When I picked up the lamb to lead the mum back to the barn, she ran past me and nearly shoved me into a thorn bush. Pretty fearless for a ewe.

Also, I've been working on a pair of longies to wear under my pants in the mill during the winter. The pattern is from Elizabeth Zimmermann's book, Knitter's Almanac.

Sunday, October 10, 2010

Dripping Wax

I finished the Icarus Shawl about a month ago, but it took me awhile to get a good picture of it.

Luck for me, Bryn came by and is an excellent model. The shawl was done with Knit Picks Shadow in the color way Oregon Coast. It took 2.1 skeins.

On top of being a lovely model, Bryn is an excellent houseguest. Anyone who leaves this kind of gift behind is welcome any time.

Recently the kittens figured out where I live. It was cute for about five minutes. But Baloo wouldn't stop mewing and Bagheera wouldn't stop climbing the screen. In the morning they walked with me to work.

Monday, October 4, 2010

Adventures In Cooking

It is no secret to those who know me that I am not much of a cook. I once offered to make ramen and was asked, "You sure you don't need help?" No... I can do ramen just fine. Yesterday, I finally attempted to make something more complex than a grilled sandwich.
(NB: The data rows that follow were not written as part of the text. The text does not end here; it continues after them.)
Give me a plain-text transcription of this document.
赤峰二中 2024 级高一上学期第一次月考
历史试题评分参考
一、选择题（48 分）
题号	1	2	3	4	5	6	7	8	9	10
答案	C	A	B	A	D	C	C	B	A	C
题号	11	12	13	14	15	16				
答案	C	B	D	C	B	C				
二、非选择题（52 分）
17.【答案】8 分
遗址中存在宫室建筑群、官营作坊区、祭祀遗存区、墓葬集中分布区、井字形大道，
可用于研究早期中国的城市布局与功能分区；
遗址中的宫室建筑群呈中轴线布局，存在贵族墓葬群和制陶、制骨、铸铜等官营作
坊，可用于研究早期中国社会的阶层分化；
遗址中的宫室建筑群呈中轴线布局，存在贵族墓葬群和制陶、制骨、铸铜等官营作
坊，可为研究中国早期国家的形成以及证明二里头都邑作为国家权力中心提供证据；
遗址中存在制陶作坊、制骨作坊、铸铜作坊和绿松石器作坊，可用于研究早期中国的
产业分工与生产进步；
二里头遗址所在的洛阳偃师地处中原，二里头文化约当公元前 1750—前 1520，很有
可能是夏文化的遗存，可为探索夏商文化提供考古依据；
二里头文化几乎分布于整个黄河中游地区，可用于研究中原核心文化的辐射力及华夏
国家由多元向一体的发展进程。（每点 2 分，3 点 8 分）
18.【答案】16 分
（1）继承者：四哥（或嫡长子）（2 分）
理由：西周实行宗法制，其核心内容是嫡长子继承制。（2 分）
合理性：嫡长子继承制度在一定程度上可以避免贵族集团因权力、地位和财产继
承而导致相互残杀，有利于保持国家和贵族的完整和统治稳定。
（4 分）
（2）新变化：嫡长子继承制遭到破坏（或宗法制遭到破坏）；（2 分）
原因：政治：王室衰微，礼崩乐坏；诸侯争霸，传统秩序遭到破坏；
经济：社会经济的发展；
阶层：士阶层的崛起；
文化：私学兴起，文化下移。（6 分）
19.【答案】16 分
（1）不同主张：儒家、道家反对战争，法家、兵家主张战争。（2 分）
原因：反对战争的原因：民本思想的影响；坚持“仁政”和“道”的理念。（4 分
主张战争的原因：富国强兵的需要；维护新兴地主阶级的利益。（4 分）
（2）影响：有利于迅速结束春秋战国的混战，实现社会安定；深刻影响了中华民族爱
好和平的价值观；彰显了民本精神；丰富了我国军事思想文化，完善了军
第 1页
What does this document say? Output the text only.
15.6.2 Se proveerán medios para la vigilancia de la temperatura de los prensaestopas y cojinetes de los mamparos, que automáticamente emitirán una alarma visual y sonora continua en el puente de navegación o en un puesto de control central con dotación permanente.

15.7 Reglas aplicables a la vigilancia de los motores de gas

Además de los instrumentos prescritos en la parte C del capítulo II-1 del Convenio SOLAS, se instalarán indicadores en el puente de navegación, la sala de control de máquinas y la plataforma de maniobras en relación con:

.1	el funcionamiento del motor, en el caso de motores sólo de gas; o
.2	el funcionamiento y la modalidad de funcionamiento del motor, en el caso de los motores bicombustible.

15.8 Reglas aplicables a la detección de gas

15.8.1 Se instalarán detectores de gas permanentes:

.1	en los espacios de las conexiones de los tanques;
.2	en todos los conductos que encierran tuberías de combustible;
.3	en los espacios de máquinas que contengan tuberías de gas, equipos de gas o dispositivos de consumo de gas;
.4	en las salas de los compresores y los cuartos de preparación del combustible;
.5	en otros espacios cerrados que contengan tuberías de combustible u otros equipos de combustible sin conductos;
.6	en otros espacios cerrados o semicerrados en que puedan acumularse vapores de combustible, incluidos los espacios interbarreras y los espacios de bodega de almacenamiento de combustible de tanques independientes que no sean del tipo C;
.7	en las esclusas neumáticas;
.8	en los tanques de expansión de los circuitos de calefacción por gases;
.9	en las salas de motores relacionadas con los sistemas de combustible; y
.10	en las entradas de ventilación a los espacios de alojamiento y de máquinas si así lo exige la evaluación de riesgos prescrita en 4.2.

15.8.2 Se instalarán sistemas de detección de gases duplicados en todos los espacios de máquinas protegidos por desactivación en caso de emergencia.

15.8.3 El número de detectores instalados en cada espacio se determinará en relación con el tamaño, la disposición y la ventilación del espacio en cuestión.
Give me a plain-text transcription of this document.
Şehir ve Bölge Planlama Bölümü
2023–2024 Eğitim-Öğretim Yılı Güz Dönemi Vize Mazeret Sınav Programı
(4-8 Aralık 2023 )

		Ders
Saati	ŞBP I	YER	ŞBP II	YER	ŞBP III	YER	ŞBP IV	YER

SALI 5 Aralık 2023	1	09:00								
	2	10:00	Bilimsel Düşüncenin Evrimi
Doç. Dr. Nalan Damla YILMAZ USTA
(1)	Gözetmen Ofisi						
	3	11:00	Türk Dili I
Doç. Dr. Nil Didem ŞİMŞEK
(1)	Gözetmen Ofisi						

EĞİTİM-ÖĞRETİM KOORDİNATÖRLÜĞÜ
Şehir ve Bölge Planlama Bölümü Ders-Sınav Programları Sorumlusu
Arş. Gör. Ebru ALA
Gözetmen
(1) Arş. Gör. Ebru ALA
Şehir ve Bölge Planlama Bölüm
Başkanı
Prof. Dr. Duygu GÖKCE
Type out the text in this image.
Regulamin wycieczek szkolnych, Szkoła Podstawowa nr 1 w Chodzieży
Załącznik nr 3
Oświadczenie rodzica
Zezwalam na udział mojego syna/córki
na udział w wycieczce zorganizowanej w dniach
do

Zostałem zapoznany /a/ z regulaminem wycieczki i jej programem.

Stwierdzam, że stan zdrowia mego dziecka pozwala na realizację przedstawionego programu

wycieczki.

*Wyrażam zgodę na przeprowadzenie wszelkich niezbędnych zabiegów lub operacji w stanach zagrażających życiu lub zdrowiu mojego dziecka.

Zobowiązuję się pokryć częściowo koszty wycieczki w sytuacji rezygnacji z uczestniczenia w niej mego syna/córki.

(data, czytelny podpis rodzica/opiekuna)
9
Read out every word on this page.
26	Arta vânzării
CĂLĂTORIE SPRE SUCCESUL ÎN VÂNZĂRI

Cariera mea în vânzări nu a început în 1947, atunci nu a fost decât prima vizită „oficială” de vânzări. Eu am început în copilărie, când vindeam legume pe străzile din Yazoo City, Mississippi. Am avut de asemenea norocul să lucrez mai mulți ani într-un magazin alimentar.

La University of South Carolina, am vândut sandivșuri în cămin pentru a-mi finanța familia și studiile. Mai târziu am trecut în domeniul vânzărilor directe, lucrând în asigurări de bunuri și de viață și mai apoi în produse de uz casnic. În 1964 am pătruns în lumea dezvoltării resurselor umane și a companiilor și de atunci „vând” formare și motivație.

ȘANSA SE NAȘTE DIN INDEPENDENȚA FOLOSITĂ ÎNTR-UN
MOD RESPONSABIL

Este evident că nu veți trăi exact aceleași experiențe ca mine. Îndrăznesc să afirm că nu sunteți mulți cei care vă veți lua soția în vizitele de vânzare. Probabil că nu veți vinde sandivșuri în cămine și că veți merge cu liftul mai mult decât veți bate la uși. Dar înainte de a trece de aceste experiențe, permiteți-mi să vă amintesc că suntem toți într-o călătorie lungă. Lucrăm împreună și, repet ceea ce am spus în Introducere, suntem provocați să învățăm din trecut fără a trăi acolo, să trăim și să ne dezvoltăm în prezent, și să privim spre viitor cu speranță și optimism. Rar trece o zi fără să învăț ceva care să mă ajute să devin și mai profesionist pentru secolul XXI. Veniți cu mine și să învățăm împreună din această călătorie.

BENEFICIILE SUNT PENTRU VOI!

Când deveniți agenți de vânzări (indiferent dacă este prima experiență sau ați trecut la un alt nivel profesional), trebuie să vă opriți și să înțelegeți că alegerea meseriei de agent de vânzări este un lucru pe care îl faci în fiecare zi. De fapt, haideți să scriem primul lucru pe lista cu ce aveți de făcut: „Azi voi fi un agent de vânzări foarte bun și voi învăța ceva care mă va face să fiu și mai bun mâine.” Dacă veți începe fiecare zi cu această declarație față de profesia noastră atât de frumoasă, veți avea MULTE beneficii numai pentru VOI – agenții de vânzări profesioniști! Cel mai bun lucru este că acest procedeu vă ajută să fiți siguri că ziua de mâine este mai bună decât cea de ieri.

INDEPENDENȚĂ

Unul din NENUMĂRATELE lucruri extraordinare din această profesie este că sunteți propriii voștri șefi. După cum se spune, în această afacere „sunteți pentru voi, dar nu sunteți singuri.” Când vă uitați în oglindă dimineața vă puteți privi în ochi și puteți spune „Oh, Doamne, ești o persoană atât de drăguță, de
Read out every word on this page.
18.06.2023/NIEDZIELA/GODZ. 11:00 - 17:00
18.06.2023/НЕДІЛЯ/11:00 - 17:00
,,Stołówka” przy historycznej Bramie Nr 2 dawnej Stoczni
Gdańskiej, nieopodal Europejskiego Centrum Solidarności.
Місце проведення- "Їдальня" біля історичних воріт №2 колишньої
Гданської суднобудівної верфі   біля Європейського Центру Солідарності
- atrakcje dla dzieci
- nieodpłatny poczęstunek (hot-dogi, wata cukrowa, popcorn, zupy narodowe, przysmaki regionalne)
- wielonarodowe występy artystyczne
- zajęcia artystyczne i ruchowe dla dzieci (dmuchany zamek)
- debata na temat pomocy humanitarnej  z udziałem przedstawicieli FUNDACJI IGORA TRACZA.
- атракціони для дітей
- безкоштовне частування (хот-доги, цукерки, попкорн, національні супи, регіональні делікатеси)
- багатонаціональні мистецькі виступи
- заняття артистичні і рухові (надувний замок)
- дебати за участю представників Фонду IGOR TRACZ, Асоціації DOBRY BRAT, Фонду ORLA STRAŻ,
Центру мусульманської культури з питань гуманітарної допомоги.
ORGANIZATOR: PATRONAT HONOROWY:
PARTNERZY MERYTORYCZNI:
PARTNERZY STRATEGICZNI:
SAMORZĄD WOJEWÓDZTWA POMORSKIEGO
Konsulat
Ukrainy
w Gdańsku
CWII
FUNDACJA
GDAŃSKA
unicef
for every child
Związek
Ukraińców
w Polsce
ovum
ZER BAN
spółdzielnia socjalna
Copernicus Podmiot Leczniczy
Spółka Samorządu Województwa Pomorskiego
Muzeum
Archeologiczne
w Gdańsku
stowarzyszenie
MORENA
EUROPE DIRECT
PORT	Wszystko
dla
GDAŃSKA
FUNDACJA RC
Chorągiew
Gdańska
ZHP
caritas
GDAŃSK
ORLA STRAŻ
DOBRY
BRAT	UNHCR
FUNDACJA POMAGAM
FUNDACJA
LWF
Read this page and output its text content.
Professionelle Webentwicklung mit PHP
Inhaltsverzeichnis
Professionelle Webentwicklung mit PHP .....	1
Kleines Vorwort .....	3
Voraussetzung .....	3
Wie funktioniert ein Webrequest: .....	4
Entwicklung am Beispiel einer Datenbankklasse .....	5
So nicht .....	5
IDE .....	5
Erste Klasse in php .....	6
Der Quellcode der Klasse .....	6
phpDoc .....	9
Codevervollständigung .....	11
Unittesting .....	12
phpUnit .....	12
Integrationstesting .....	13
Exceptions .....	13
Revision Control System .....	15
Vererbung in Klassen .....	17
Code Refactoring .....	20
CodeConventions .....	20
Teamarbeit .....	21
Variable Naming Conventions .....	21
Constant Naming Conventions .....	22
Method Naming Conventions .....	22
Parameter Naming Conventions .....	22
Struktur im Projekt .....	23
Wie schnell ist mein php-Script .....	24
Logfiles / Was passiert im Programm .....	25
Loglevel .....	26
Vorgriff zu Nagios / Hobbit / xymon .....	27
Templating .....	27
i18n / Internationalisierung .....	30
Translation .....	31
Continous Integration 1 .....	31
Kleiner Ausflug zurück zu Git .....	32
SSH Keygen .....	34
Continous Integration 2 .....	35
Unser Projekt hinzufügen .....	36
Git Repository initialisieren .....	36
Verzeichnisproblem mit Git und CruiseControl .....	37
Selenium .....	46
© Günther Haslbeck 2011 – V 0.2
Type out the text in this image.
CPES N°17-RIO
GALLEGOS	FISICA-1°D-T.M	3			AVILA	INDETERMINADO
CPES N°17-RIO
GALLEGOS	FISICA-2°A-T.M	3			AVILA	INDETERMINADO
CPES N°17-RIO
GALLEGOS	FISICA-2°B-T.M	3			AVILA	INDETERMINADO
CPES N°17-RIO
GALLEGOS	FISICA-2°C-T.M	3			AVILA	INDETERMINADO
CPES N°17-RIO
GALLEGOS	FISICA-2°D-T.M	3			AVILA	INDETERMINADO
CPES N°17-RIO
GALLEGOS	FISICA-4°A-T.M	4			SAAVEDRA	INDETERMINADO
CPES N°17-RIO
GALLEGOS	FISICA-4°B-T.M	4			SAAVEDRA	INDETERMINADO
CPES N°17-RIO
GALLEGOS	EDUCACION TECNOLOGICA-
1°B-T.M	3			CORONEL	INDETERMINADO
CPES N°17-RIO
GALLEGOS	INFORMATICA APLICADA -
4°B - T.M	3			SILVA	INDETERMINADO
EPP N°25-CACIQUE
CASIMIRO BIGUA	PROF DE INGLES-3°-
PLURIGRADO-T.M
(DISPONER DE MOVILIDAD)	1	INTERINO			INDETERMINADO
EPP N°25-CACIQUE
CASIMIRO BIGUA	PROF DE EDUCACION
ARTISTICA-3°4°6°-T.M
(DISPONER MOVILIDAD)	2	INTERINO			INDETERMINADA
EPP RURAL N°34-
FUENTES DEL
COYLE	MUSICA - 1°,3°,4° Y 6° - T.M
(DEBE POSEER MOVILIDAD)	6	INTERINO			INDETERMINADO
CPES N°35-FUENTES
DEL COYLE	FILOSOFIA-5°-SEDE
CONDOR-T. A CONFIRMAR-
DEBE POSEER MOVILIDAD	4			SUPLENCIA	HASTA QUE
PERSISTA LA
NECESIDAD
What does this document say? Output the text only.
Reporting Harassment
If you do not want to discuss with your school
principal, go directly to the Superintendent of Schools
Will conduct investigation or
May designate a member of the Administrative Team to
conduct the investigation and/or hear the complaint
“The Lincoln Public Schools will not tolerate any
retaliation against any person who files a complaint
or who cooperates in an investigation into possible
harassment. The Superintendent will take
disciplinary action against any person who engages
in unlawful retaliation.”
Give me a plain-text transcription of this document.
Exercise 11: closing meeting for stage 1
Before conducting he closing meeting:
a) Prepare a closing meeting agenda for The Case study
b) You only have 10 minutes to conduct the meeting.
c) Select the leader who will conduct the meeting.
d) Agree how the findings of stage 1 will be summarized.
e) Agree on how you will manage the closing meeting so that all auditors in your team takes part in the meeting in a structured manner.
Stir fry chicken, rice and steamed broccoli. Luckily I had my help nearby, aka Justin on the other end of the phone.

With a bit of guidance, I was able to make this lovely meal. It took 25 minutes and I survived the night. Perhaps I'll be able to do something more complex in the future, but for now, plain chicken, rice and veggies is fine with me.

Sunday, October 3, 2010


No more moleskine passport for me. I now have my very own New Zealand passport.

And a whole trunk of New Zealand yarn. I didn't realize until I got home that:
1. I had bought only New Zealand made yarn.
2. I might have (gulp) enough yarn.... for now.

I managed to finish the TARDIS socks. Unfortunately, they are too big for me. And no, I can't shrink them. I bought superwash wool with the intention of being able to throw the socks in the washer without shrinking them.

They fit my Dad though. He is quite pleased to be a Timelord.

I got to see Scooter in between New Zealand and heading back to my place. He is still cute and cuddly.